En cette circonstance qui révolte et déconcerte, ABOCHEM pense à celles et à ceux qui continuent encore et malgré tout de façonner les esprits dans des conditions très peu encourageantes. Elle agite des palmes et des lauriers vers d’autres icones du temple de Kairos comme Madame Bonard Posy, Me Marc D. Lamour, Octave Thébaud, Etzer Lolidor, Madame Marceleine Gay, Madame Andréane Bissainthe Roy, Daniel Jeudi, Madame Nicole Ancion. La liste est longue.
ABOCHEM qui est une association d’écoles est interpellée par l’assassinat impitoyable d’une enseignante octogénaire qui a servi sa communauté pendant environ 60 ans. Elle se demande s’il vaut la peine de choisir cette carrière déjà sous payée pour être ensuite tué dans une circonstance dépourvue d’aucune once de gratitude. Mais, en essayant de faire le balisage de la décadence de notre communauté elle a repéré et s’est permise de citer quelques causes qui méritent d’être adressées par les forces vives de la nation et particulièrement celles de notre ville.

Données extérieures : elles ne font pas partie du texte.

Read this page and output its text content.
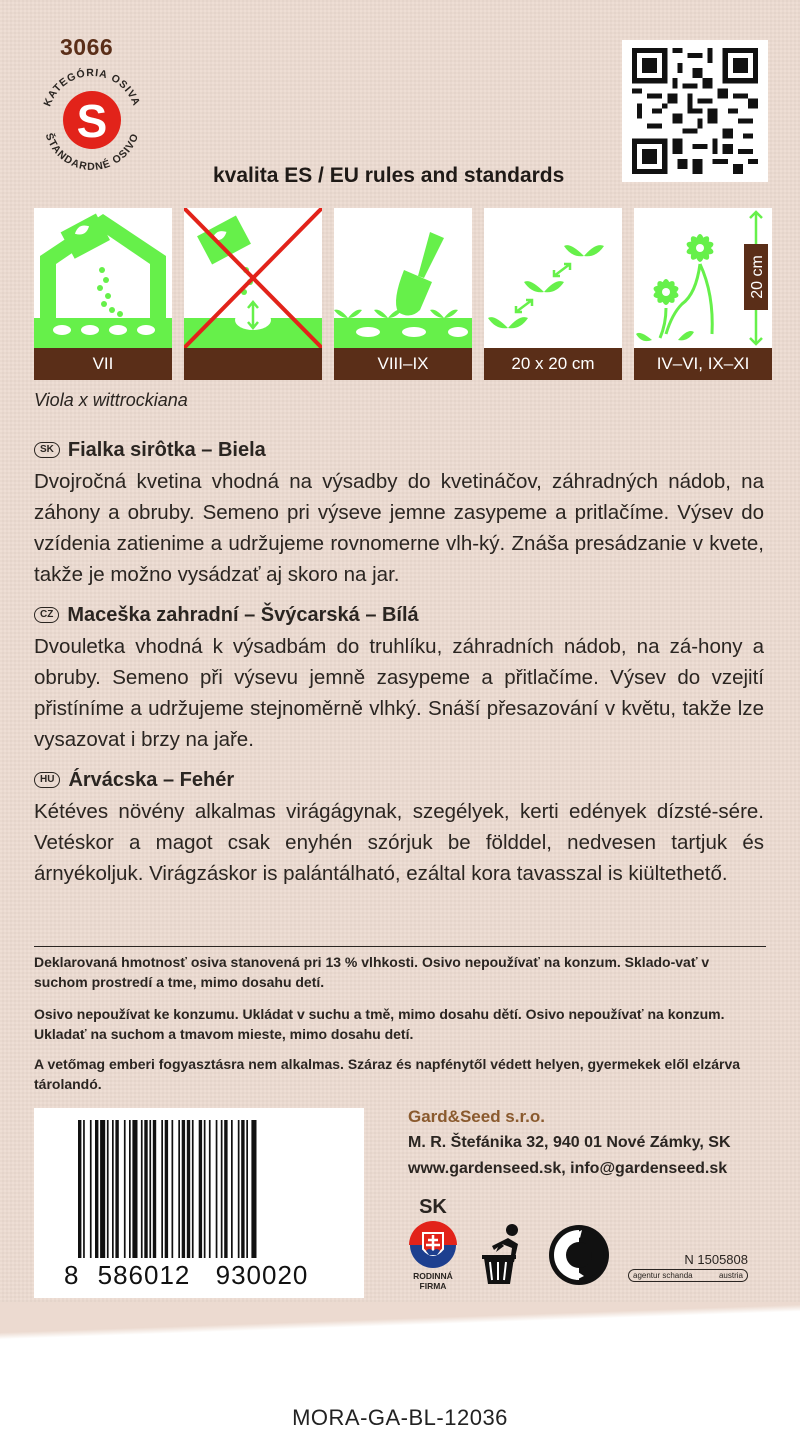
3066
KATEGÓRIA OSIVA
ŠTANDARDNÉ OSIVO
S
kvalita ES / EU rules and standards
VII	VIII–IX	20 x 20 cm
20 cm
IV–VI, IX–XI
Viola x wittrockiana
SK Fialka sirôtka – Biela
Dvojročná kvetina vhodná na výsadby do kvetináčov, záhradných nádob, na záhony a obruby. Semeno pri výseve jemne zasypeme a pritlačíme. Výsev do vzídenia zatienime a udržujeme rovnomerne vlh-ký. Znáša presádzanie v kvete, takže je možno vysádzať aj skoro na jar.
CZ Maceška zahradní – Švýcarská – Bílá
Dvouletka vhodná k výsadbám do truhlíku, záhradních nádob, na zá-hony a obruby. Semeno při výsevu jemně zasypeme a přitlačíme. Výsev do vzejití přistíníme a udržujeme stejnoměrně vlhký. Snáší přesazování v květu, takže lze vysazovat i brzy na jaře.
HU Árvácska – Fehér
Kétéves növény alkalmas virágágynak, szegélyek, kerti edények dízsté-sére. Vetéskor a magot csak enyhén szórjuk be földdel, nedvesen tartjuk és árnyékoljuk. Virágzáskor is palántálható, ezáltal kora tavasszal is kiültethető.
Deklarovaná hmotnosť osiva stanovená pri 13 % vlhkosti. Osivo nepoužívať na konzum. Sklado-vať v suchom prostredí a tme, mimo dosahu detí.
Osivo nepoužívat ke konzumu. Ukládat v suchu a tmě, mimo dosahu dětí. Osivo nepoužívať na konzum. Ukladať na suchom a tmavom mieste, mimo dosahu detí.
A vetőmag emberi fogyasztásra nem alkalmas. Száraz és napfénytől védett helyen, gyermekek elől elzárva tárolandó.
8 586012 930020
Gard&Seed s.r.o.
M. R. Štefánika 32, 940 01 Nové Zámky, SK
www.gardenseed.sk, info@gardenseed.sk
SK
RODINNÁ
FIRMA
N 1505808
agentur schanda	austria
MORA-GA-BL-12036
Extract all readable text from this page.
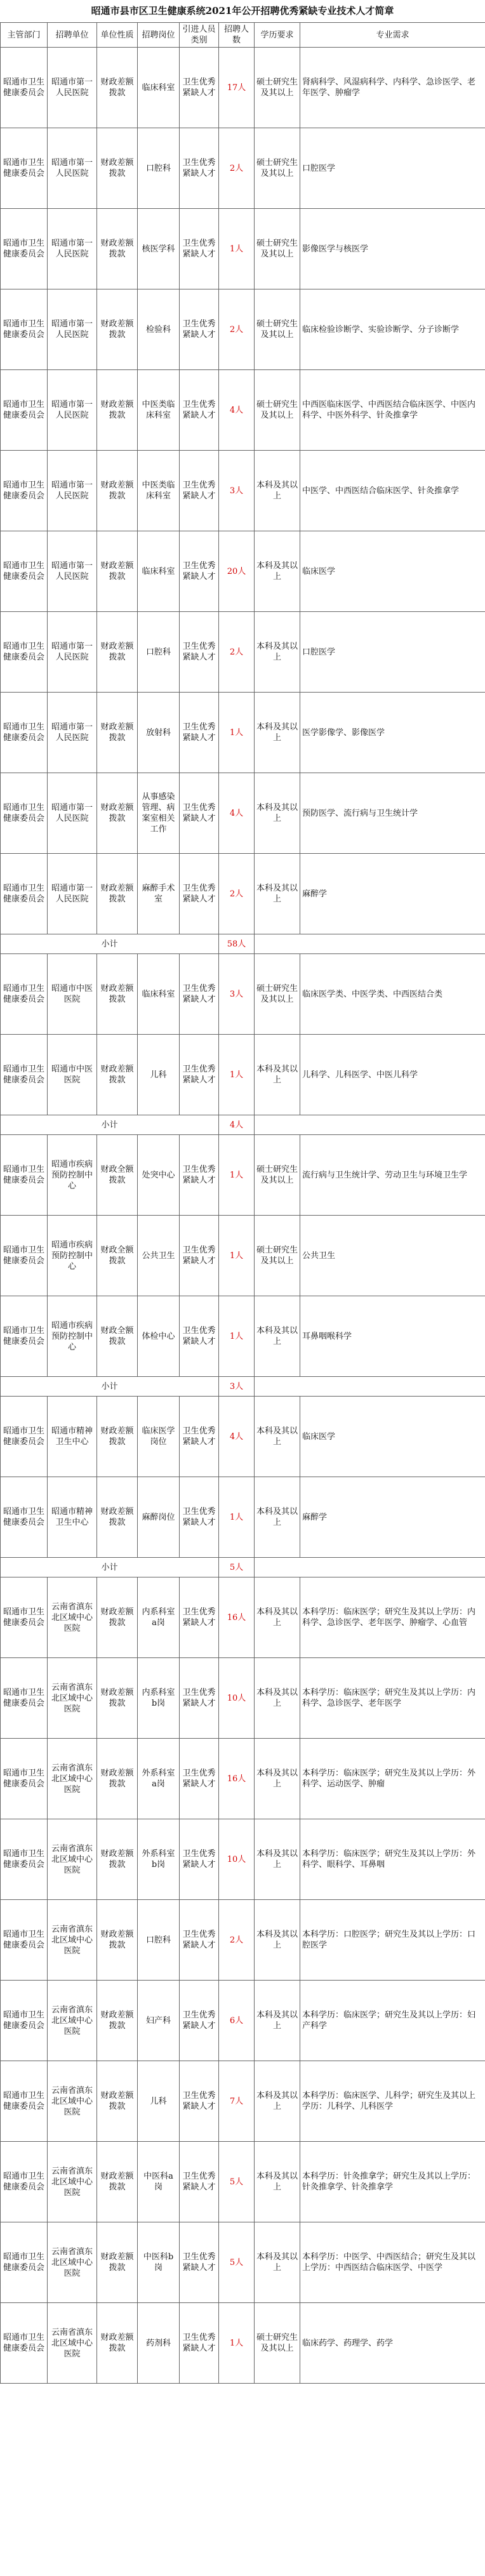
昭通市县市区卫生健康系统2021年公开招聘优秀紧缺专业技术人才简章
主管部门	招聘单位	单位性质	招聘岗位	引进人员类别	招聘人数	学历要求	专业需求

昭通市卫生健康委员会	昭通市第一人民医院	财政差额拨款	临床科室	卫生优秀紧缺人才	17人	硕士研究生及其以上	肾病科学、风湿病科学、内科学、急诊医学、老年医学、肿瘤学

昭通市卫生健康委员会	昭通市第一人民医院	财政差额拨款	口腔科	卫生优秀紧缺人才	2人	硕士研究生及其以上	口腔医学

昭通市卫生健康委员会	昭通市第一人民医院	财政差额拨款	核医学科	卫生优秀紧缺人才	1人	硕士研究生及其以上	影像医学与核医学

昭通市卫生健康委员会	昭通市第一人民医院	财政差额拨款	检验科	卫生优秀紧缺人才	2人	硕士研究生及其以上	临床检验诊断学、实验诊断学、分子诊断学

昭通市卫生健康委员会	昭通市第一人民医院	财政差额拨款	中医类临床科室	卫生优秀紧缺人才	4人	硕士研究生及其以上	中西医临床医学、中西医结合临床医学、中医内科学、中医外科学、针灸推拿学

昭通市卫生健康委员会	昭通市第一人民医院	财政差额拨款	中医类临床科室	卫生优秀紧缺人才	3人	本科及其以上	中医学、中西医结合临床医学、针灸推拿学

昭通市卫生健康委员会	昭通市第一人民医院	财政差额拨款	临床科室	卫生优秀紧缺人才	20人	本科及其以上	临床医学

昭通市卫生健康委员会	昭通市第一人民医院	财政差额拨款	口腔科	卫生优秀紧缺人才	2人	本科及其以上	口腔医学

昭通市卫生健康委员会	昭通市第一人民医院	财政差额拨款	放射科	卫生优秀紧缺人才	1人	本科及其以上	医学影像学、影像医学

昭通市卫生健康委员会	昭通市第一人民医院	财政差额拨款	从事感染管理、病案室相关工作	卫生优秀紧缺人才	4人	本科及其以上	预防医学、流行病与卫生统计学

昭通市卫生健康委员会	昭通市第一人民医院	财政差额拨款	麻醉手术室	卫生优秀紧缺人才	2人	本科及其以上	麻醉学

小计					58人		

昭通市卫生健康委员会	昭通市中医医院	财政差额拨款	临床科室	卫生优秀紧缺人才	3人	硕士研究生及其以上	临床医学类、中医学类、中西医结合类

昭通市卫生健康委员会	昭通市中医医院	财政差额拨款	儿科	卫生优秀紧缺人才	1人	本科及其以上	儿科学、儿科医学、中医儿科学

小计					4人		

昭通市卫生健康委员会	昭通市疾病预防控制中心	财政全额拨款	处突中心	卫生优秀紧缺人才	1人	硕士研究生及其以上	流行病与卫生统计学、劳动卫生与环境卫生学

昭通市卫生健康委员会	昭通市疾病预防控制中心	财政全额拨款	公共卫生	卫生优秀紧缺人才	1人	硕士研究生及其以上	公共卫生

昭通市卫生健康委员会	昭通市疾病预防控制中心	财政全额拨款	体检中心	卫生优秀紧缺人才	1人	本科及其以上	耳鼻咽喉科学

小计					3人		

昭通市卫生健康委员会	昭通市精神卫生中心	财政差额拨款	临床医学岗位	卫生优秀紧缺人才	4人	本科及其以上	临床医学

昭通市卫生健康委员会	昭通市精神卫生中心	财政差额拨款	麻醉岗位	卫生优秀紧缺人才	1人	本科及其以上	麻醉学

小计					5人		

昭通市卫生健康委员会	云南省滇东北区域中心医院	财政差额拨款	内系科室a岗	卫生优秀紧缺人才	16人	本科及其以上	本科学历：临床医学；研究生及其以上学历：内科学、急诊医学、老年医学、肿瘤学、心血管

昭通市卫生健康委员会	云南省滇东北区域中心医院	财政差额拨款	内系科室b岗	卫生优秀紧缺人才	10人	本科及其以上	本科学历：临床医学；研究生及其以上学历：内科学、急诊医学、老年医学

昭通市卫生健康委员会	云南省滇东北区域中心医院	财政差额拨款	外系科室a岗	卫生优秀紧缺人才	16人	本科及其以上	本科学历：临床医学；研究生及其以上学历：外科学、运动医学、肿瘤

昭通市卫生健康委员会	云南省滇东北区域中心医院	财政差额拨款	外系科室b岗	卫生优秀紧缺人才	10人	本科及其以上	本科学历：临床医学；研究生及其以上学历：外科学、眼科学、耳鼻咽

昭通市卫生健康委员会	云南省滇东北区域中心医院	财政差额拨款	口腔科	卫生优秀紧缺人才	2人	本科及其以上	本科学历：口腔医学；研究生及其以上学历：口腔医学

昭通市卫生健康委员会	云南省滇东北区域中心医院	财政差额拨款	妇产科	卫生优秀紧缺人才	6人	本科及其以上	本科学历：临床医学；研究生及其以上学历：妇产科学

昭通市卫生健康委员会	云南省滇东北区域中心医院	财政差额拨款	儿科	卫生优秀紧缺人才	7人	本科及其以上	本科学历：临床医学、儿科学；研究生及其以上学历：儿科学、儿科医学

昭通市卫生健康委员会	云南省滇东北区域中心医院	财政差额拨款	中医科a岗	卫生优秀紧缺人才	5人	本科及其以上	本科学历：针灸推拿学；研究生及其以上学历：针灸推拿学、针灸推拿学

昭通市卫生健康委员会	云南省滇东北区域中心医院	财政差额拨款	中医科b岗	卫生优秀紧缺人才	5人	本科及其以上	本科学历：中医学、中西医结合；研究生及其以上学历：中西医结合临床医学、中医学

昭通市卫生健康委员会	云南省滇东北区域中心医院	财政差额拨款	药剂科	卫生优秀紧缺人才	1人	硕士研究生及其以上	临床药学、药理学、药学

Acceptation de la mutation sociale sans une réforme profonde du système éducatif
Nous avons accepté par pure imitation la mutation de notre société sans penser à modifier en profondeur notre système éducatif. Nos enfants continuent à mémoriser des pages d’histoire sans être capable de se les expliquer et arriver au pourquoi des faits historiques. Ils apprennent les sciences physiques et la chimie sans aucune manipulation, sans le moindre exercice expérimental. Ils étudient la géographie sans être capable de citer et de repérer sur une carte les communes de leur département, les sections communales de leurs communes. Ils rédigent de la dissertation philosophique sans être amenés à analyser les grands problèmes sociaux et comprendre les valeurs humaines.
Aucune mesure n’est prise pour exiger la scolarisation de tous nos enfants et empêcher la déperdition scolaire. Le processus enseignement-apprentissage caractérisé par l’anarchie et l’amateurisme entraine un gaspillage de cerveau, le marasme socioéducatif impropre aux progrès sociaux et à l’humanisme valorisant.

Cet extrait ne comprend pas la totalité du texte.